By Jacobus Arminius
DISPUTATION LXIX ON OBEDIENCE, THE FORMAL OBJECT OF ALL THE DIVINE PRECEPTS
The obedience which is the formal object of all the divine precepts, and which is prescribed in all of them, is properly and adequately prescribed to the will conducting itself according to the mode of liberty; that is, as it is free, that it may regulate the will conducting itself according to the mode of nature, that is, that it may regulate the inclination according to the prescribed obedience. II. This liberty is either that of contradiction or exercise, or that of contrariety or specification. According to the liberty of exercise, the will regulates the inclination, that it may perform some act rather than abstain from it, or the contrary. According to the liberty of specification, the will regulates the inclination, that, by such an act, it may tend towards this rather than towards that object. III. From this formal object of all precepts, and its relation thus considered, arises the first distribution and that a formal one, of all the precepts, into those which command, and those which forbid; that is, those in which the commission or the omission [of an act] is prescribed.
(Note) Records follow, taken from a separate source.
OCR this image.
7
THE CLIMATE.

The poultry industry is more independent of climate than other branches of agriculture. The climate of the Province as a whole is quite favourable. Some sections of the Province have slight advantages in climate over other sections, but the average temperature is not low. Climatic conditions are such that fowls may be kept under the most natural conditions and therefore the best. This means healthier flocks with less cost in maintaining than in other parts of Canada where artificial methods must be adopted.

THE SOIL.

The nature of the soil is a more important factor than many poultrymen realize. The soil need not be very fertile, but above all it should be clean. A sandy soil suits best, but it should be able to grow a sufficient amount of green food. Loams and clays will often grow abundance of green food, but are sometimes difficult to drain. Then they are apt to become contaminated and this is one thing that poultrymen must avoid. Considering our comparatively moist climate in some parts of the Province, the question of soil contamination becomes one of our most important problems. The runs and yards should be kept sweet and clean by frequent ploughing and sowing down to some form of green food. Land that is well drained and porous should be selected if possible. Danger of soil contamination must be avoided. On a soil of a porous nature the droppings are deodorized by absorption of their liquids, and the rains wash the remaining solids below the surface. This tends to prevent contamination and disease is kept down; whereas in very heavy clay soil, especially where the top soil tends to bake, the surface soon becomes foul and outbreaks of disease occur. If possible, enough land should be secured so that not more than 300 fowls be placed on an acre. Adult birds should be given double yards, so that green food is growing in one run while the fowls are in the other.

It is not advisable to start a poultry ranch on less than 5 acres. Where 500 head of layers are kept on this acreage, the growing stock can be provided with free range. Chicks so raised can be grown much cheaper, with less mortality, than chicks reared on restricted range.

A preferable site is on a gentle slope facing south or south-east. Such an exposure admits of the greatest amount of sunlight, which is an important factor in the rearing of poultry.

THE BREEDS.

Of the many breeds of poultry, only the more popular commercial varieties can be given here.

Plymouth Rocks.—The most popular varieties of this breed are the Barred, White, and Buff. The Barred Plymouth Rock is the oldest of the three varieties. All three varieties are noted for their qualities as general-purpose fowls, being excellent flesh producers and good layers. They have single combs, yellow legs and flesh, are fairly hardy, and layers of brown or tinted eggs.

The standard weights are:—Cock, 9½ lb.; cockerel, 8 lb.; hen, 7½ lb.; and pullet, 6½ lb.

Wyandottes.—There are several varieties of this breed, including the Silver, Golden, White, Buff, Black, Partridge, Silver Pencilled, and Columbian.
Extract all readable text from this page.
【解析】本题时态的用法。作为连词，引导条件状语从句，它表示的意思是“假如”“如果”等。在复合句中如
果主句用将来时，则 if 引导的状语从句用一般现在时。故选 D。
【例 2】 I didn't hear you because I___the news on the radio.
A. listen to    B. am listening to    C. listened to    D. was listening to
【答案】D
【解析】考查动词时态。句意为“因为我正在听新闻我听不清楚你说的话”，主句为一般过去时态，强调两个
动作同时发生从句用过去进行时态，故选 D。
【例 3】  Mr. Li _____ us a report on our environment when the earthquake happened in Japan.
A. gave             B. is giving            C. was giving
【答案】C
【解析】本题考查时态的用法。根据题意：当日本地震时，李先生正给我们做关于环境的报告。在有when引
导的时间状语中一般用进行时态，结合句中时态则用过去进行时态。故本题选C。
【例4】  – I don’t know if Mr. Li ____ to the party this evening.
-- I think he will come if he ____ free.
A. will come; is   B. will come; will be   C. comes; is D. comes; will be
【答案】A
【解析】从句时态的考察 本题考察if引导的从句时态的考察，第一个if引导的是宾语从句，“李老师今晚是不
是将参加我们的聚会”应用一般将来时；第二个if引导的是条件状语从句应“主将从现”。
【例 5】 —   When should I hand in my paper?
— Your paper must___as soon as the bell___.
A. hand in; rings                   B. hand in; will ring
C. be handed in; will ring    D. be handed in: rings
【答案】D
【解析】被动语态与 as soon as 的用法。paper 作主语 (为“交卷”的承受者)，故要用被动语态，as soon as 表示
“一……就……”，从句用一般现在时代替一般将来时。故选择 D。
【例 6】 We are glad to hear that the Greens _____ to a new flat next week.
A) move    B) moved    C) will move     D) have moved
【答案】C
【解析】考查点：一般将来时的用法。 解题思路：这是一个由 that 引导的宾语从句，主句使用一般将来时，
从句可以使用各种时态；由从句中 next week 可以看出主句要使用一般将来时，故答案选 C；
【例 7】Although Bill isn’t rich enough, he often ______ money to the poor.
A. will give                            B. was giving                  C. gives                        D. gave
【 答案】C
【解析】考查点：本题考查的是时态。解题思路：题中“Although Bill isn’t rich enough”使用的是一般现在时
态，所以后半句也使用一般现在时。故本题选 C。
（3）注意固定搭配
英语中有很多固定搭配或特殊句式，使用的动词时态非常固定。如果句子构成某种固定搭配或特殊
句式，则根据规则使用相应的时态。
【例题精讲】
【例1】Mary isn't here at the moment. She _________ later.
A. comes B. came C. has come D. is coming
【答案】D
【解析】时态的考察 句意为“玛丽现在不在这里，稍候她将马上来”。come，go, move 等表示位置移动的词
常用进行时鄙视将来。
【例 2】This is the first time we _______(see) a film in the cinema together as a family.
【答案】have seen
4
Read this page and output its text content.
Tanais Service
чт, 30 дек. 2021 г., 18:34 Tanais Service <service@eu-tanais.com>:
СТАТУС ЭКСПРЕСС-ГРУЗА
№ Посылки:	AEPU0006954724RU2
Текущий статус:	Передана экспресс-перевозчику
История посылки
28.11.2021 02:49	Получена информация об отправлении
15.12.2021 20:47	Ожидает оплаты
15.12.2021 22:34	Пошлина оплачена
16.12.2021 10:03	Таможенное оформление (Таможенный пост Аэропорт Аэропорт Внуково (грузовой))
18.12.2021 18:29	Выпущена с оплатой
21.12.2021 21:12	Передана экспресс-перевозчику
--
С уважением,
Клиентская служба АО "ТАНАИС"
IV. A precept which forbids is so binding, as not to allow a man to commit what is forbidden. For we must not perpetrate wickedness that good may come; yet this is the only reason why we might occasionally be allowed to perform what has been forbidden. V. A precept which commands is not equally rigidly binding, so as to require in every single moment of time the performance of what is commanded; for this cannot be done, though the period when man will or will not perform it, is not left to his option; but performance of it must be administered according to the occasions and exigencies which offer. Thus it was not lawful for Daniel to abstain for three days from calling upon his God. VI. When a precept which forbids, and one which commands, are directly contrary -- whether it be according to the act, "Thou shalt love God, and not hate him," "Thou shalt hate the world and not love it;" or, whether it be according to the object, "Thou shalt love God, and not love the world;" "Thou shalt hate the world, but shalt not hate God;" then the transgression of the law which forbids, is more grievous than that which commands, because it recedes further from obedience, and because the commission of an evil which has been forbidden includes in it the omission of a good which has been commanded.